We can apply this to artworks by again looking at the Aesthetic theory of John Dilworth (2005), which asserts that artworks are indicative of the artist's self and intentions through the artwork's “medium content.” He argues that to encounter an artwork is to view the medium content which is backwardly indicative of the creative actions and behaviors of the artist in creating the piece. The key word here is action.

“Action Painting” is seen as a key component of abstract expressionism, pioneered by painters such as Franz Kline and James Brooks, according to Harold Rosenberg's “The American Action Painters.” This ancillary style takes emphasis away from typical imagery and instead places it on energy, spontaneity, and the action of painting itself.This tends to lead towards the inclusion of certain expressive formal aspects in the work that are distinctly abstract and instrumental as emotional identifiers, which we will explore later. This mode of expression is said to tap into and express one's subconscious.

In social-psychological terms we can understand this as a means of nonlinear communication, facilitated through medium-action, through which expressive meaning surfaces in a way that is intentional, but not wholly deliberate or meticulous. Thus, artists signify emotional meaning through the medium. They express humancontent through formalcontent – rendering Carroll’s approach to artistic encounters, as conversational, sound insofar as we might interact with certain works socially, on the basis of signification and interpretation of action. In order for this to occur, however, we must first be able to approach the work as a valid social and emotional stimulus.

Numerous social-psychological studies have been conducted in regards to bodily, facial, and otherwise recognizable social responses to (and instances of displayed) emotional stimuli (Ekman, 1972; Friesen, 1972).

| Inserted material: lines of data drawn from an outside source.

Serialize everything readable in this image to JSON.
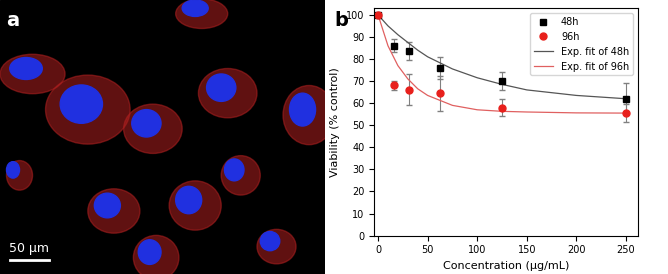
{
  "chart_data": [
    {
      "type": "image",
      "title": "a",
      "annotations": [
        "50 µm"
      ]
    },
    {
      "type": "scatter",
      "title": "b",
      "x_label": "Concentration (µg/mL)",
      "y_label": "Viability (% control)",
      "xlim": [
        -4,
        262
      ],
      "xticks": [
        0,
        50,
        100,
        150,
        200,
        250
      ],
      "ylim": [
        0,
        103
      ],
      "yticks": [
        0,
        10,
        20,
        30,
        40,
        50,
        60,
        70,
        80,
        90,
        100
      ],
      "legend": "upper right",
      "series": [
        {
          "name": "48h",
          "color": "#000000",
          "marker": "square",
          "x": [
            0,
            15.6,
            31.25,
            62.5,
            125,
            250
          ],
          "values": [
            100,
            86,
            83.5,
            76,
            70,
            62
          ],
          "errors": [
            0,
            3,
            4,
            5,
            4,
            7
          ]
        },
        {
          "name": "96h",
          "color": "#e8201c",
          "marker": "circle",
          "x": [
            0,
            15.6,
            31.25,
            62.5,
            125,
            250
          ],
          "values": [
            100,
            68,
            66,
            64.5,
            58,
            55.5
          ],
          "errors": [
            0,
            2,
            7,
            8,
            4,
            4
          ]
        },
        {
          "name": "Exp. fit of 48h",
          "type": "line",
          "color": "#555555",
          "x": [
            0,
            10,
            20,
            30,
            40,
            50,
            75,
            100,
            125,
            150,
            200,
            250
          ],
          "values": [
            100,
            95,
            91,
            87.5,
            84,
            81,
            75.5,
            71.5,
            68.5,
            66,
            63.5,
            62
          ]
        },
        {
          "name": "Exp. fit of 96h",
          "type": "line",
          "color": "#e06060",
          "x": [
            0,
            10,
            20,
            30,
            40,
            50,
            75,
            100,
            125,
            150,
            200,
            250
          ],
          "values": [
            100,
            86,
            77,
            71,
            66.5,
            63.5,
            59,
            57,
            56.3,
            56,
            55.6,
            55.5
          ]
        }
      ]
    }
  ]
}
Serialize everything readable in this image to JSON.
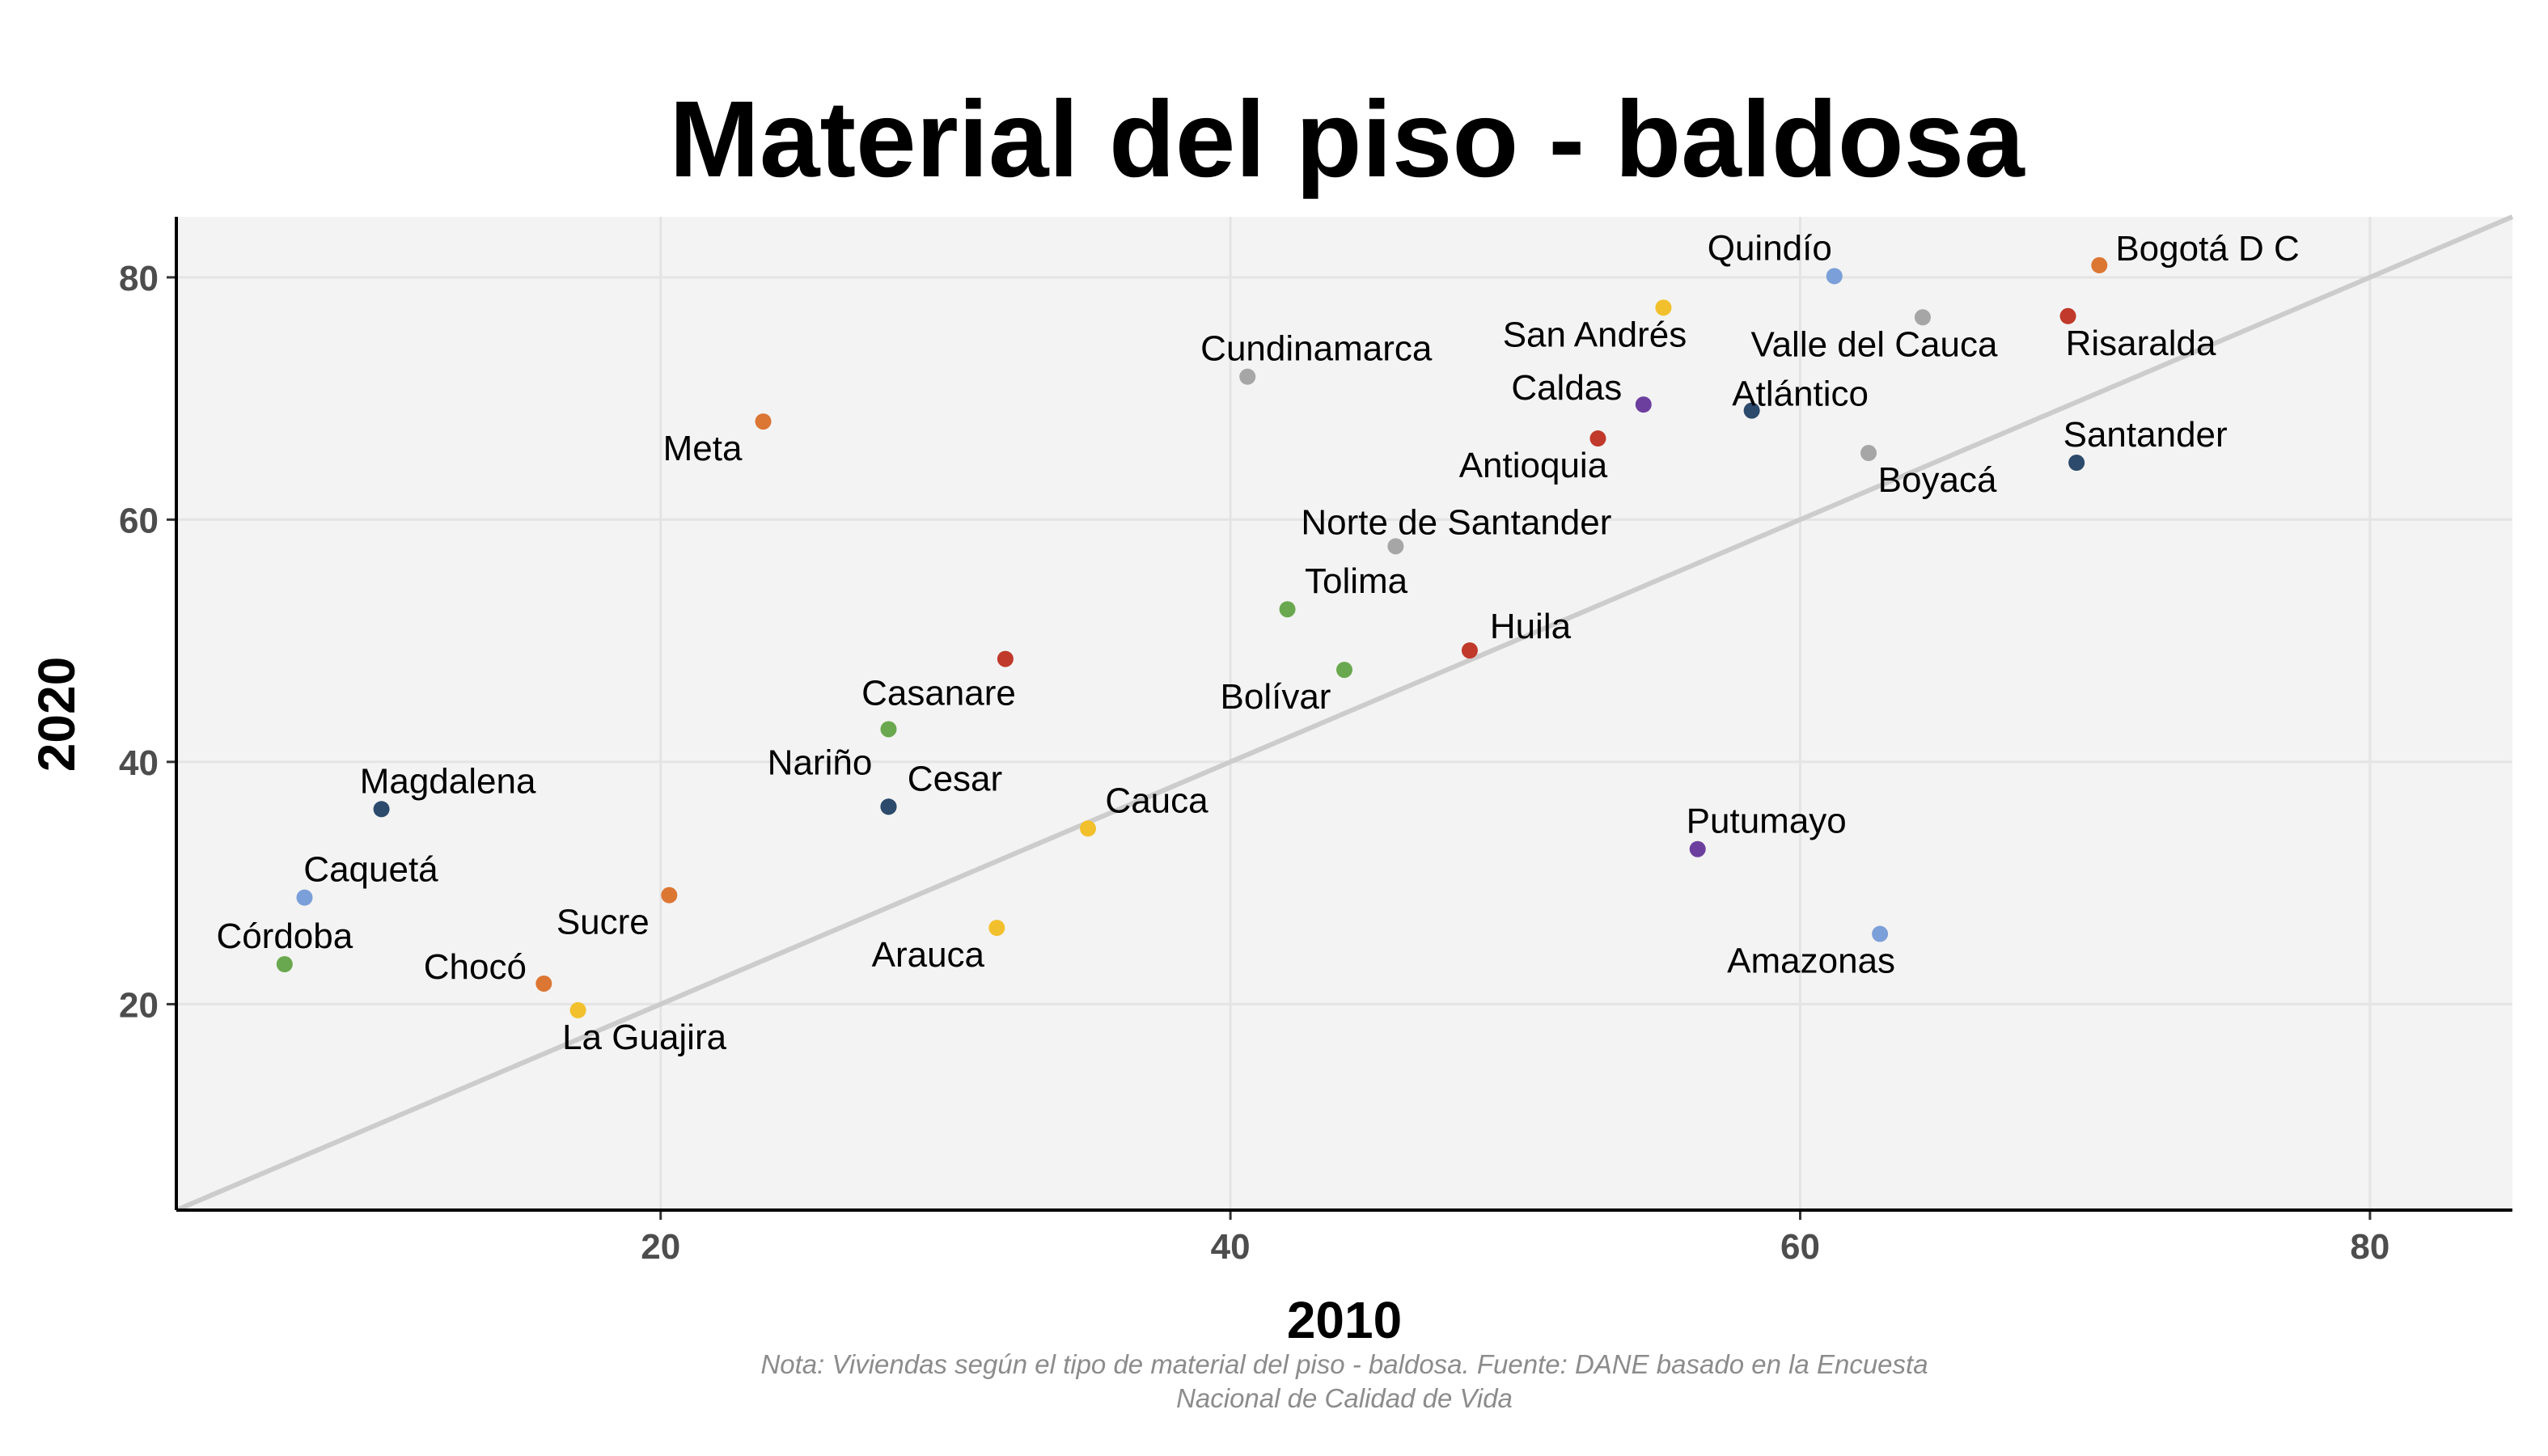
{
  "chart_data": {
    "type": "scatter",
    "title": "Material del piso - baldosa",
    "xlabel": "2010",
    "ylabel": "2020",
    "xlim": [
      3,
      85
    ],
    "ylim": [
      3,
      85
    ],
    "x_ticks": [
      20,
      40,
      60,
      80
    ],
    "y_ticks": [
      20,
      40,
      60,
      80
    ],
    "grid": true,
    "reference_line": "y = x",
    "caption_lines": [
      "Nota: Viviendas según el tipo de material del piso - baldosa. Fuente: DANE basado en la Encuesta",
      "Nacional de Calidad de Vida"
    ],
    "colors": {
      "panel_bg": "#f3f3f3",
      "grid": "#e4e4e4",
      "reference_line": "#cccccc",
      "axis": "#000000"
    },
    "points": [
      {
        "label": "Bogotá D C",
        "x": 70.5,
        "y": 81.0,
        "color": "#dc7633"
      },
      {
        "label": "Quindío",
        "x": 61.2,
        "y": 80.1,
        "color": "#7b9fd9"
      },
      {
        "label": "San Andrés",
        "x": 55.2,
        "y": 77.5,
        "color": "#f2c02c"
      },
      {
        "label": "Valle del Cauca",
        "x": 64.3,
        "y": 76.7,
        "color": "#a6a6a6"
      },
      {
        "label": "Risaralda",
        "x": 69.4,
        "y": 76.8,
        "color": "#c0392b"
      },
      {
        "label": "Cundinamarca",
        "x": 40.6,
        "y": 71.8,
        "color": "#a6a6a6"
      },
      {
        "label": "Caldas",
        "x": 54.5,
        "y": 69.5,
        "color": "#6c3f9f"
      },
      {
        "label": "Atlántico",
        "x": 58.3,
        "y": 69.0,
        "color": "#2c4a6b"
      },
      {
        "label": "Meta",
        "x": 23.6,
        "y": 68.1,
        "color": "#dc7633"
      },
      {
        "label": "Antioquia",
        "x": 52.9,
        "y": 66.7,
        "color": "#c0392b"
      },
      {
        "label": "Boyacá",
        "x": 62.4,
        "y": 65.5,
        "color": "#a6a6a6"
      },
      {
        "label": "Santander",
        "x": 69.7,
        "y": 64.7,
        "color": "#2c4a6b"
      },
      {
        "label": "Norte de Santander",
        "x": 45.8,
        "y": 57.8,
        "color": "#a6a6a6"
      },
      {
        "label": "Tolima",
        "x": 42.0,
        "y": 52.6,
        "color": "#6aa84f"
      },
      {
        "label": "Huila",
        "x": 48.4,
        "y": 49.2,
        "color": "#c0392b"
      },
      {
        "label": "",
        "x": 32.1,
        "y": 48.5,
        "color": "#c0392b"
      },
      {
        "label": "Bolívar",
        "x": 44.0,
        "y": 47.6,
        "color": "#6aa84f"
      },
      {
        "label": "Casanare",
        "x": 28.0,
        "y": 42.7,
        "color": "#6aa84f"
      },
      {
        "label": "Cesar",
        "x": 28.0,
        "y": 36.3,
        "color": "#2c4a6b"
      },
      {
        "label": "Nariño",
        "x": 28.0,
        "y": 36.3,
        "color": "#2c4a6b"
      },
      {
        "label": "Magdalena",
        "x": 10.2,
        "y": 36.1,
        "color": "#2c4a6b"
      },
      {
        "label": "Cauca",
        "x": 35.0,
        "y": 34.5,
        "color": "#f2c02c"
      },
      {
        "label": "Putumayo",
        "x": 56.4,
        "y": 32.8,
        "color": "#6c3f9f"
      },
      {
        "label": "Caquetá",
        "x": 7.5,
        "y": 28.8,
        "color": "#7b9fd9"
      },
      {
        "label": "Sucre",
        "x": 20.3,
        "y": 29.0,
        "color": "#dc7633"
      },
      {
        "label": "Arauca",
        "x": 31.8,
        "y": 26.3,
        "color": "#f2c02c"
      },
      {
        "label": "Amazonas",
        "x": 62.8,
        "y": 25.8,
        "color": "#7b9fd9"
      },
      {
        "label": "Córdoba",
        "x": 6.8,
        "y": 23.3,
        "color": "#6aa84f"
      },
      {
        "label": "Chocó",
        "x": 15.9,
        "y": 21.7,
        "color": "#dc7633"
      },
      {
        "label": "La Guajira",
        "x": 17.1,
        "y": 19.5,
        "color": "#f2c02c"
      }
    ]
  }
}
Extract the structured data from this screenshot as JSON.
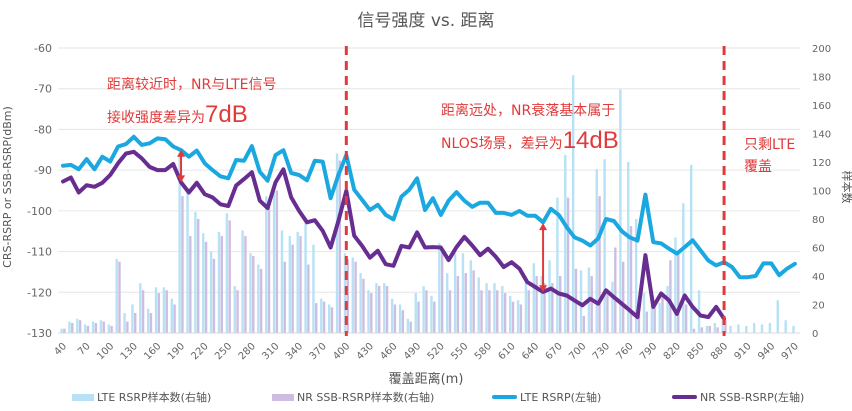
{
  "chart_data": {
    "type": "bar+line",
    "title": "信号强度 vs. 距离",
    "xlabel": "覆盖距离(m)",
    "ylabel_left": "CRS-RSRP or SSB-RSRP(dBm)",
    "ylabel_right": "样本数",
    "x_start": 40,
    "x_step": 10,
    "x_end": 970,
    "x_tick_labels": [
      "40",
      "70",
      "100",
      "130",
      "160",
      "190",
      "220",
      "250",
      "280",
      "310",
      "340",
      "370",
      "400",
      "430",
      "460",
      "490",
      "520",
      "550",
      "580",
      "610",
      "640",
      "670",
      "700",
      "730",
      "760",
      "790",
      "820",
      "850",
      "880",
      "910",
      "940",
      "970"
    ],
    "ylim_left": [
      -130,
      -60
    ],
    "yticks_left": [
      "-60",
      "-70",
      "-80",
      "-90",
      "-100",
      "-110",
      "-120",
      "-130"
    ],
    "ylim_right": [
      0,
      200
    ],
    "yticks_right": [
      "200",
      "180",
      "160",
      "140",
      "120",
      "100",
      "80",
      "60",
      "40",
      "20",
      "0"
    ],
    "grid": true,
    "legend_position": "bottom",
    "series": [
      {
        "name": "LTE RSRP样本数(右轴)",
        "kind": "bar",
        "axis": "right",
        "color": "#b7e2f5",
        "values": [
          3,
          8,
          10,
          6,
          8,
          9,
          6,
          52,
          14,
          20,
          35,
          17,
          32,
          32,
          24,
          126,
          102,
          85,
          70,
          57,
          71,
          84,
          33,
          72,
          56,
          48,
          96,
          102,
          72,
          68,
          71,
          79,
          62,
          24,
          20,
          126,
          56,
          53,
          42,
          30,
          35,
          35,
          24,
          20,
          10,
          28,
          33,
          26,
          63,
          42,
          56,
          56,
          51,
          39,
          35,
          35,
          33,
          26,
          23,
          37,
          49,
          40,
          51,
          95,
          125,
          181,
          44,
          46,
          115,
          122,
          36,
          171,
          120,
          80,
          28,
          20,
          21,
          33,
          67,
          91,
          118,
          30,
          5,
          7,
          9,
          5,
          6,
          5,
          7,
          6,
          7,
          23,
          9,
          5
        ]
      },
      {
        "name": "NR SSB-RSRP样本数(右轴)",
        "kind": "bar",
        "axis": "right",
        "color": "#cdbde0",
        "values": [
          3,
          7,
          9,
          5,
          7,
          8,
          5,
          50,
          8,
          14,
          30,
          14,
          28,
          30,
          20,
          96,
          68,
          80,
          64,
          52,
          68,
          79,
          30,
          68,
          54,
          45,
          93,
          100,
          50,
          62,
          68,
          48,
          21,
          22,
          18,
          121,
          52,
          50,
          38,
          28,
          33,
          33,
          20,
          16,
          8,
          22,
          30,
          22,
          58,
          30,
          40,
          42,
          44,
          30,
          30,
          30,
          28,
          22,
          20,
          30,
          40,
          35,
          35,
          40,
          95,
          45,
          12,
          40,
          96,
          30,
          60,
          50,
          75,
          20,
          15,
          18,
          28,
          51,
          56,
          20,
          3,
          4,
          5,
          4,
          9
        ]
      },
      {
        "name": "LTE RSRP(左轴)",
        "kind": "line",
        "axis": "left",
        "color": "#1ba8e0",
        "values": [
          -88.9,
          -88.7,
          -89.8,
          -87.3,
          -89.8,
          -86.7,
          -87.9,
          -84.2,
          -83.6,
          -81.8,
          -83.8,
          -83.4,
          -82.2,
          -82.4,
          -84.2,
          -85.1,
          -86.7,
          -85.2,
          -88.3,
          -90,
          -91.5,
          -92,
          -87.5,
          -87.7,
          -84.1,
          -90.4,
          -92.6,
          -86.3,
          -85.1,
          -90.7,
          -91.2,
          -92.5,
          -87.7,
          -87.9,
          -96.9,
          -91.2,
          -86.3,
          -94.8,
          -97.3,
          -99.8,
          -98.5,
          -101,
          -102.1,
          -96.5,
          -94.8,
          -92,
          -99.8,
          -96.9,
          -101,
          -97.5,
          -95.4,
          -97.5,
          -99,
          -98,
          -98,
          -100.5,
          -100.5,
          -101,
          -100,
          -101.2,
          -101.2,
          -102.8,
          -99.5,
          -101,
          -104,
          -106.5,
          -107.3,
          -108.5,
          -106.8,
          -102,
          -102.5,
          -105,
          -106.5,
          -107.3,
          -96,
          -107.7,
          -108,
          -109.3,
          -110.5,
          -108.9,
          -107.2,
          -109.7,
          -112.2,
          -113.4,
          -112.6,
          -113.8,
          -116.3,
          -116.3,
          -116,
          -112.9,
          -112.9,
          -115.8,
          -114.2,
          -113
        ]
      },
      {
        "name": "NR SSB-RSRP(左轴)",
        "kind": "line",
        "axis": "left",
        "color": "#672d91",
        "values": [
          -92.8,
          -91.8,
          -95.5,
          -93.7,
          -94.1,
          -93.1,
          -91.2,
          -88.3,
          -85.9,
          -85.5,
          -87.1,
          -89.2,
          -90,
          -90,
          -88.5,
          -93,
          -95.5,
          -93.1,
          -95.9,
          -96.7,
          -98.4,
          -98.8,
          -93.8,
          -92.2,
          -90.5,
          -97.5,
          -99.3,
          -93,
          -89.8,
          -96.7,
          -100,
          -102.8,
          -102.3,
          -104.9,
          -109,
          -102.5,
          -95.1,
          -106.1,
          -108.6,
          -111.5,
          -109.8,
          -113.1,
          -113.5,
          -108.6,
          -109,
          -105.3,
          -109,
          -108.9,
          -109,
          -112.1,
          -108.9,
          -106.4,
          -108.5,
          -110.9,
          -109.3,
          -111.3,
          -113.8,
          -112.6,
          -114.2,
          -117.5,
          -118.7,
          -119.9,
          -119.1,
          -120.3,
          -120.8,
          -122,
          -123.2,
          -121.6,
          -122.8,
          -119.5,
          -121.2,
          -122.8,
          -124.4,
          -126.1,
          -110.9,
          -123.6,
          -120.3,
          -122,
          -125.3,
          -120.8,
          -123.6,
          -125.7,
          -126.1,
          -123.6,
          -126.5
        ]
      }
    ],
    "reference_lines": [
      {
        "x": 400,
        "color": "#e03a3a",
        "style": "dashed"
      },
      {
        "x": 880,
        "color": "#e03a3a",
        "style": "dashed"
      }
    ],
    "arrows": [
      {
        "x": 190,
        "from": -85,
        "to": -93
      },
      {
        "x": 650,
        "from": -103,
        "to": -120
      }
    ],
    "annotations": {
      "near_line1": "距离较近时，NR与LTE信号",
      "near_line2": "接收强度差异为",
      "near_value": "7dB",
      "far_line1": "距离远处，NR衰落基本属于",
      "far_line2": "NLOS场景，差异为",
      "far_value": "14dB",
      "lte_only_line1": "只剩LTE",
      "lte_only_line2": "覆盖"
    }
  }
}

Findings have generally concluded that we engage in socially communicable behaviors even when isolated, there is never a time or place in which we aren't behaving and operating as social beings. So long as there is a relevant stimuli with which we may interact, we might engage in socioemotionally-informed socially communicable behaviors and interactions.

Such displays and response-displays correspond with (and give rise to) instances of emotional cognition stemming from the socioemotional Selves of the participants. Further, it is concluded that we make social interactants out of non-humans - objects, plants, weather, (and as this essay would assert, artworks) - for the purpose of interacting with our socioemotional Selves (Fridlund, Duchaine 1996). This is to say that artworks may serve as valid social stimuli which we, as viewers, then interact with as emotionally-informed cognition engages to produce an emotional appraisal in response to that expressive display.

In what ways and by what means are expressiveness and recognition in abstract portraits achieved? Our cognitive structures, which guide how thoughts and ideas are organized to an individual, come to action when interacting with an abstract portrait, and are manifest in our interpretation of the work in ways that are dependent on our interpretation of the work's formal content, the context of the encounter, the artist’s intentions, and the artist's use of various means of expression through the medium.

Artistic expression and recognition of artistic content is rooted in various essential social-psychological theories, namely; Social Constructivism and more generally, Interactionism. The former holds that all understanding of experience is socially constructed, but different communities can construct different interpretations of their shared experience. The latter asserts that on the micro level meaning is produced through the interactions of and between individuals.